The RDI (Recommended Daily Intake) for Protein is 50g. From this article.

oliver November 4, 2015
Ola - we make our own proteins - so it doesn't matter what the RDI is. Which is why no one can tell anyone exactly how much to take. Proteins from another organic entity don't/can't work in our bodies - in any way the ones we synthesize naturally and organically do.
Kelli September 23, 2016
Well Ola, I'll just go ahead and preface this by saying I have a PhD in Nutrition. We in fact do need protein, while we can make some of the amino acids (building blocks of protein) we actually can't synthesize all of them, so we call them "essential." The general recommendation is that we need .8 gm of protein for every kilogram of your body weight. so if you weigh 150 lbs, which equals approximately 68 kg, you need ~54 grams of protein a day. And proteins we eat are broken down in our digestive tract to amino acids which are the building blocks of all the proteins in our bodies. They are one of the basic building blocks of life. Now our bodies do recycle a lot of these amino acids when we take apart say enzymes that no longer work and replace them, There is a lot of turnover happening constantly in our body, which is why it's often hard to pinpoint how much you need on a day to day basis.
Ionut B. October 7, 2015
hey, more meat for me.
Lari October 12, 2015
There's always one ...
Carly L. October 3, 2015
"One cup cooked" is not the same as "one cup, cooked". I think most of the protein counts above are off because of a single comma!
Nada P. October 2, 2015
I never tought that protein is missing in vegan diet.
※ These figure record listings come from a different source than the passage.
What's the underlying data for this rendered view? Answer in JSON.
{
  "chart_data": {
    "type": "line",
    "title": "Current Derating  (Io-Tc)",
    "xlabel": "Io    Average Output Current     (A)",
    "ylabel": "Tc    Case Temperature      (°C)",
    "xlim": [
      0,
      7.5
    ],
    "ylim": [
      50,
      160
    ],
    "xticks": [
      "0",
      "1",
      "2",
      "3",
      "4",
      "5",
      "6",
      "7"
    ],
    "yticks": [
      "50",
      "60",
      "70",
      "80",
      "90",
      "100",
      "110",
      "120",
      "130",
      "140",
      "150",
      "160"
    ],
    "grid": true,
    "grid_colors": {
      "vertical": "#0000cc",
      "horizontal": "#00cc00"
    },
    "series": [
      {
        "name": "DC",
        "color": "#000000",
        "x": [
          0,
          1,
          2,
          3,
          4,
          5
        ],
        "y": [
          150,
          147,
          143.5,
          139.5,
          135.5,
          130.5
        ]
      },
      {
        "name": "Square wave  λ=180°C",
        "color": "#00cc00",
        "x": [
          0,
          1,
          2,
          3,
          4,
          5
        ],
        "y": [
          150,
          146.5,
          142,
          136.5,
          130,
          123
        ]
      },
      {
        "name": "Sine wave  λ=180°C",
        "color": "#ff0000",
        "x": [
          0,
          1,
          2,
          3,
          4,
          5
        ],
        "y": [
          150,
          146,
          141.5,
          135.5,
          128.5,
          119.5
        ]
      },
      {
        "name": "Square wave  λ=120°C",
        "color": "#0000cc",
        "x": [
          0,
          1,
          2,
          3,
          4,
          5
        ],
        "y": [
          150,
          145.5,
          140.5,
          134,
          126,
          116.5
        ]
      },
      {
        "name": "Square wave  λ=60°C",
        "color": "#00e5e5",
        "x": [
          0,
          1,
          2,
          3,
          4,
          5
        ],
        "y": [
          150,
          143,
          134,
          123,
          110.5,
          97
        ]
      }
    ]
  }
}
On the other hand I wonder how vegans get enough iron and calcium. And also what vegans think about substitutes for cream cheese, mozzarella, mago etc. How often do you use these substitutes?
Lari October 12, 2015
Hi Nada. Most vegans don't use substitutes at all. Being vegan means that you don't eat animal products, so those products simply don't exist in your world. There is no need to substitute anything because there are tonnes of great options for spreads etc that can be made using vegan ingredients. Mayonnaise, in any case, can be made without eggs or dairy, and there are commercial options for this available in stores. As far as the iron / calcum thing goes, it's really not a problem. Head over to these links for more info:


Hope that helps :)
Shawn A. October 1, 2015
Whats the burrito garnish in the red liquid? Pickled onions?
Alaina C. October 1, 2015
This was very helpful, thank you :)
drbabs October 1, 2015
Gena, why did you specify that the almonds have to be raw?
Gena H. October 1, 2015
Hi Dr Babs--they don't have to be! What I should have specified is whole almonds, rather than slivered or sliced (because then it's a different weight). Sorry to confuse.
drbabs October 1, 2015
Thanks for clarifying.
susan G. October 1, 2015
Beans and grains, nuts and seeds. That was my basic meal plan as a new vegetarian (in the 'complimentary' days) and still is. Add vegetables and fruit and you're all set.
boulangere October 1, 2015
I'm right there with you, Susan G. I have serious nut and soy allergies, so I'm always looking to protein-rich combinations such as beans and rice and beans and corn.